Artimanhas

Vencer obstáculos é enfrentar dificuldades. Nem sempre esta obviedade é realizada: medo, preguiça, oportunismo, “queimar etapas” para mais rápido atingir o que se deseja, se interpõem para neutralizar dificuldades e aproximar resultados. É uma contravenção, uma interrupção do processo responsável por criação de novos contextos enfraquecedores de obstáculos. Este arranjo cria variáveis diluidoras. As dificuldades, os problemas são escondidos, metamorfoseados.
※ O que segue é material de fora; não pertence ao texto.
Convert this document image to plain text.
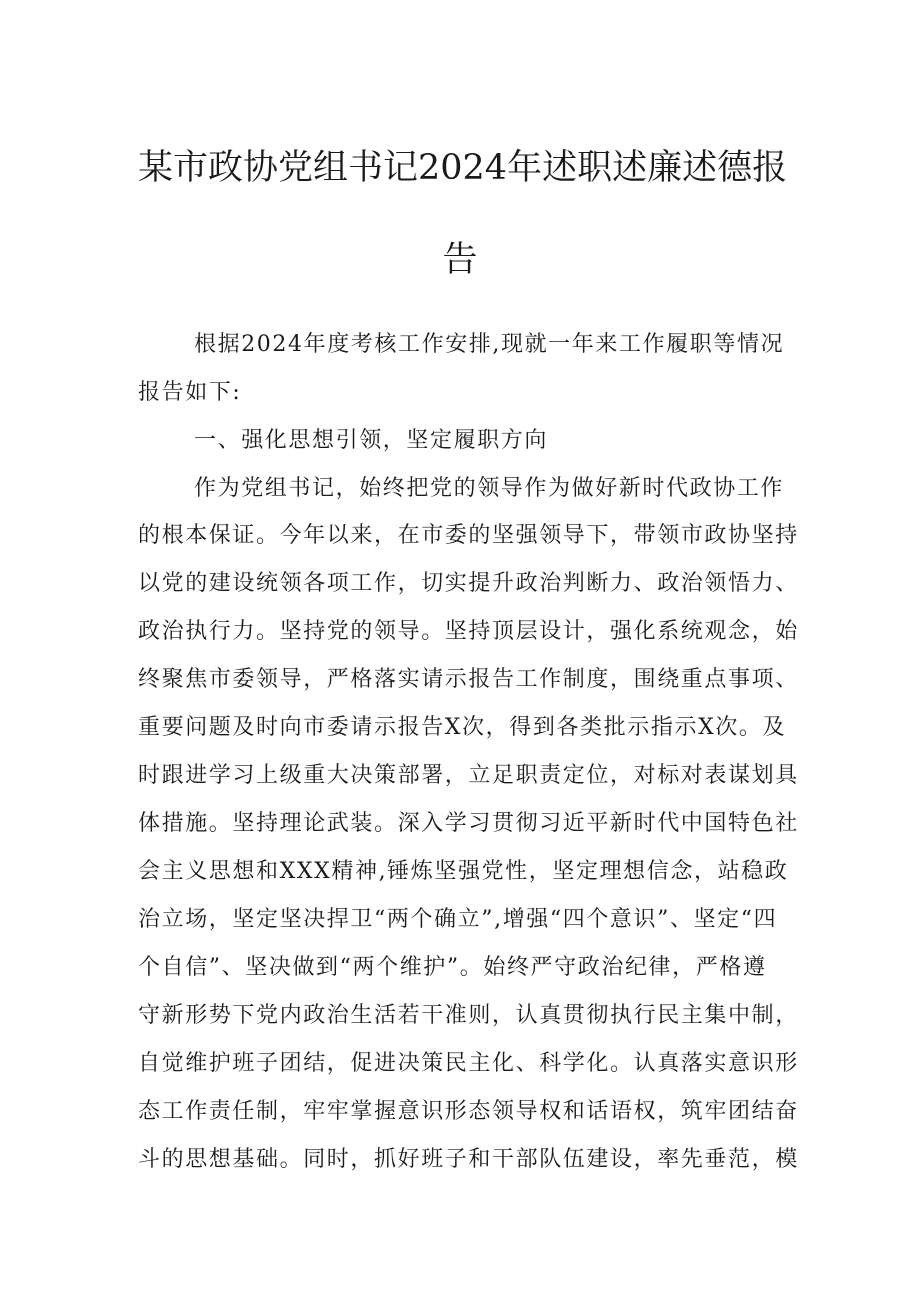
某市政协党组书记2024年述职述廉述德报
告
根据2024年度考核工作安排,现就一年来工作履职等情况
报告如下:
一、强化思想引领，坚定履职方向
作为党组书记，始终把党的领导作为做好新时代政协工作
的根本保证。今年以来，在市委的坚强领导下，带领市政协坚持
以党的建设统领各项工作，切实提升政治判断力、政治领悟力、
政治执行力。坚持党的领导。坚持顶层设计，强化系统观念，始
终聚焦市委领导，严格落实请示报告工作制度，围绕重点事项、
重要问题及时向市委请示报告X次，得到各类批示指示X次。及
时跟进学习上级重大决策部署，立足职责定位，对标对表谋划具
体措施。坚持理论武装。深入学习贯彻习近平新时代中国特色社
会主义思想和XXX精神,锤炼坚强党性，坚定理想信念，站稳政
治立场，坚定坚决捍卫“两个确立”,增强“四个意识”、坚定“四
个自信”、坚决做到“两个维护”。始终严守政治纪律，严格遵
守新形势下党内政治生活若干准则，认真贯彻执行民主集中制，
自觉维护班子团结，促进决策民主化、科学化。认真落实意识形
态工作责任制，牢牢掌握意识形态领导权和话语权，筑牢团结奋
斗的思想基础。同时，抓好班子和干部队伍建设，率先垂范，模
As vitórias ou fracassos não mais se referem aos obstáculos e sim aos resultados propiciados pelo disfarce dos mesmos, ou seja, se referem aos suportes, imaginados, solucionadores ou problematizadores. Em lugar de vitoriosos ao enfrentar dificuldades, surgem arregimentadores de contradições que possam escamotear dificuldades. É o jogo. Tudo se desenvolve neste contexto de estratégias que orientam ou engrandecem problemas em função de interesses, comprometimentos outros que não os da própria situação originadora das dificuldades.

Nas situações legítimas de enfrentamento de obstáculos formam-se consistência, firmeza, determinação. Ao burla-los, as pessoas se pressupõem espertas, oportunistas, que tudo conseguem ao se apoiar em situações extrínsecas ao contexto de dificuldades para escondê-las em função de resultados previamente cogitados e acertados. Roubar, desviando águas de rio para criar escassez e com esta dificuldade vender água, por exemplo, é uma maneira de criar obstáculos, vender soluções e estabelecer lucro e poder, ou ainda, criam-se os vírus para vender os antivírus. São, assim, estruturados os oportunistas, pragmáticos e desonestos. Gerar medo e insegurança é um terreno para propalar esperança, otimismo e luta por melhores dias.

Enfrentar dificuldades é a única maneira de vencer obstáculos, de transformar limites e descobrir novas paisagens, tanto quanto a própria capacidade de mudar, tolerar e realizar. Nas artimanhas, tudo isto se perde. Nada se edifica, salvo quantidades de dinheiro, poder e alienação. Abrir mão das possibilidades humanas, do estar no mundo com o outro é se dedicar a construir gaiolas de abastecimento e proteção. Este Homo faber posiciona suas possibilidades em função de sobreviver, fazendo cada vez menor seu universo.